Others, however, were more revolutionary in their demands than Jimmy or Christopher. Maï, who was in the middle of the cloud of tear gas on the Champs Elysées, was frustrated and angry at police for arresting and taking in four of her friends “only because they had gas masks” to protect themselves from tear gas. “The rioters and vandalisers, that’s not us,” Maï said, while wearing her t-shirt above her mouth to not breathe in the smoke. “I don’t approve of that. I’m here because I want to change the senate. We have to move to a sixth French Republic.”

Meanwhile, Fred, who was seen waving the French flag proudly in front of the CRS riot officers and the Arc de Triomphe past sunset, came all the way from Menton, close to the Italian border, for the protests. “I’m ex-military and a fireman,” he said. “I came here for the weekend – not for the violence, but because we want to change the French Republic.”
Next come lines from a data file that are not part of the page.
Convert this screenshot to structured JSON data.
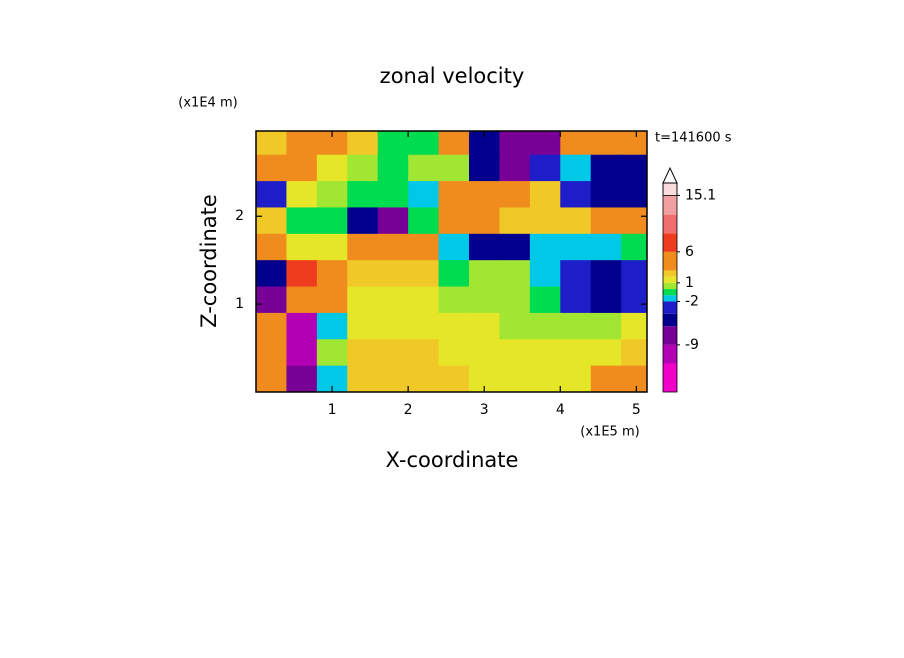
{
  "chart_data": {
    "type": "contourf",
    "title": "zonal velocity",
    "annotation": "t=141600 s",
    "x_label": "X-coordinate",
    "y_label": "Z-coordinate",
    "x_unit": "(x1E5 m)",
    "y_unit": "(x1E4 m)",
    "xlim": [
      0,
      5.14
    ],
    "ylim": [
      0,
      2.97
    ],
    "xticks": [
      1,
      2,
      3,
      4,
      5
    ],
    "yticks": [
      1,
      2
    ],
    "x": [
      0.2,
      0.6,
      1.0,
      1.4,
      1.8,
      2.2,
      2.6,
      3.0,
      3.4,
      3.8,
      4.2,
      4.6,
      5.0
    ],
    "z": [
      2.85,
      2.55,
      2.25,
      1.95,
      1.65,
      1.35,
      1.05,
      0.75,
      0.45,
      0.15
    ],
    "values": [
      [
        2,
        3,
        5,
        2,
        -1,
        -1,
        3,
        -5,
        -8,
        -8,
        3,
        3,
        3
      ],
      [
        3,
        5,
        1,
        0,
        -1,
        0,
        0,
        -6,
        -8,
        -4,
        -2,
        -6,
        -6
      ],
      [
        -3,
        1,
        0,
        -1,
        -1,
        -2,
        5,
        5,
        4,
        2,
        -4,
        -5,
        -5
      ],
      [
        2,
        -1,
        -1,
        -6,
        -8,
        -1,
        3,
        3,
        2,
        2,
        2,
        3,
        4
      ],
      [
        4,
        1,
        1,
        5,
        5,
        4,
        -2,
        -5,
        -5,
        -2,
        -2,
        -2,
        -1
      ],
      [
        -6,
        6,
        4,
        2,
        2,
        2,
        -1,
        0,
        0,
        -2,
        -3,
        -5,
        -4
      ],
      [
        -9,
        5,
        3,
        1,
        1,
        1,
        0,
        0,
        0,
        -1,
        -4,
        -5,
        -3
      ],
      [
        4,
        -10,
        -2,
        1,
        1,
        1,
        1,
        1,
        0,
        0,
        0,
        0,
        1
      ],
      [
        5,
        -10,
        0,
        2,
        2,
        2,
        1,
        1,
        1,
        1,
        1,
        1,
        2
      ],
      [
        3,
        -8,
        -2,
        2,
        2,
        2,
        2,
        1,
        1,
        1,
        1,
        3,
        4
      ]
    ],
    "colorbar": {
      "bounds": [
        -16.6,
        -12,
        -9,
        -6,
        -4,
        -2,
        -1,
        0,
        1,
        2,
        3,
        6,
        9,
        12,
        15.1,
        17.1
      ],
      "colors": [
        "#f000c8",
        "#b400b4",
        "#780096",
        "#00008c",
        "#1e1ec8",
        "#00c8e6",
        "#00dc50",
        "#a0e632",
        "#e6e628",
        "#f0c828",
        "#f08c1e",
        "#f03c1e",
        "#f06e6e",
        "#f0a0a0",
        "#fadcdc"
      ],
      "ticks": [
        15.1,
        6,
        1,
        -2,
        -9
      ]
    }
  }
}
As Fred brandished his French flag proudly, others in the march carried flags that ranged from the self-explanatory “Frexit” to “Referendum d’Initiative Populaire” (Popular Initiative Referendum). The latter aims to give power back to the people and allow citizens to create and submit law proposals to the government if they pass 700,000 signatures.
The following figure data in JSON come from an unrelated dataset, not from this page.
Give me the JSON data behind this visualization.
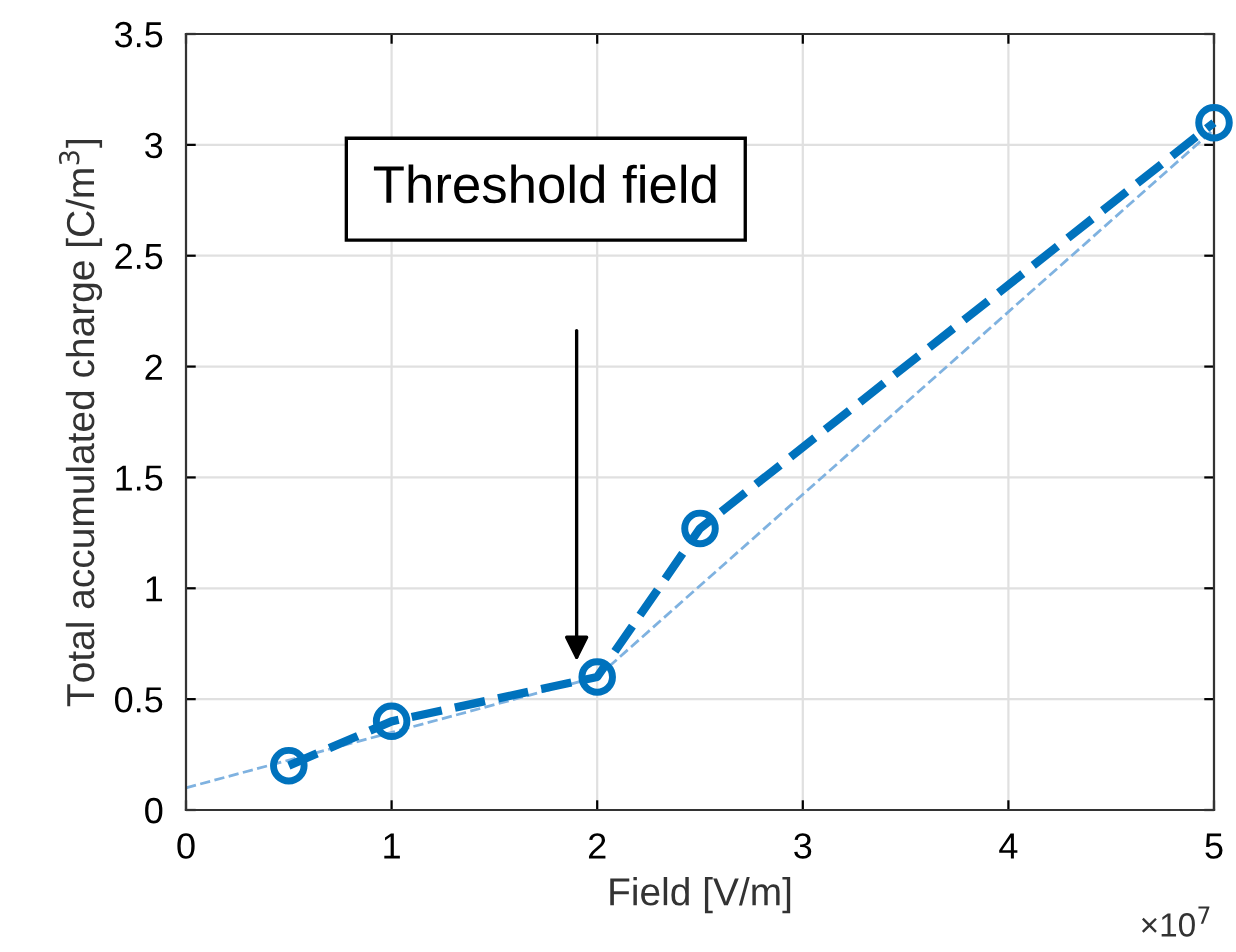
{
  "chart_data": {
    "type": "line",
    "xlabel": "Field [V/m]",
    "ylabel": "Total accumulated charge [C/m$^{3}$]",
    "series": [
      {
        "color": "#0072bd",
        "x": [
          0.5,
          1,
          2,
          2.5,
          5
        ],
        "values": [
          0.2,
          0.4,
          0.6,
          1.27,
          3.1
        ],
        "marker": "circle",
        "line_style": "dashed"
      },
      {
        "color": "#7fb2e0",
        "x": [
          0,
          2,
          5
        ],
        "values": [
          0.1,
          0.6,
          3.07
        ],
        "marker": "none",
        "line_style": "dashed"
      }
    ],
    "xlim": [
      0,
      5
    ],
    "xticks": [
      0,
      1,
      2,
      3,
      4,
      5
    ],
    "ylim": [
      0,
      3.5
    ],
    "yticks": [
      0,
      0.5,
      1,
      1.5,
      2,
      2.5,
      3,
      3.5
    ],
    "grid": true,
    "annotations": [
      "Threshold field",
      "×10$^{7}$"
    ]
  }
}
But although many protesters were at the protests merely to make their voices heard, groups of rioters and vandals were still present. A Starbucks Coffee, a tobacconist, several banks and many other shops between the Champs Elysées and Saint-Lazare were robbed and glass-windows smashed, as the streets were covered in tags that ranged from “Down with capitalism” to the recurrent “Macron Démission” (Macron Quit).

As the French President declared on Monday night that he would raise the minimum wage by €100 a month and already promised to suspend the infamous fuel tax, the government has shown its intention to find a common ground with Yellow Vests protesters. But as the Champs Elysées last Saturday night echoed with cries of “we’ll be here tomorrow, and we’ll be here next,” it seemed like the protests were nowhere near finished.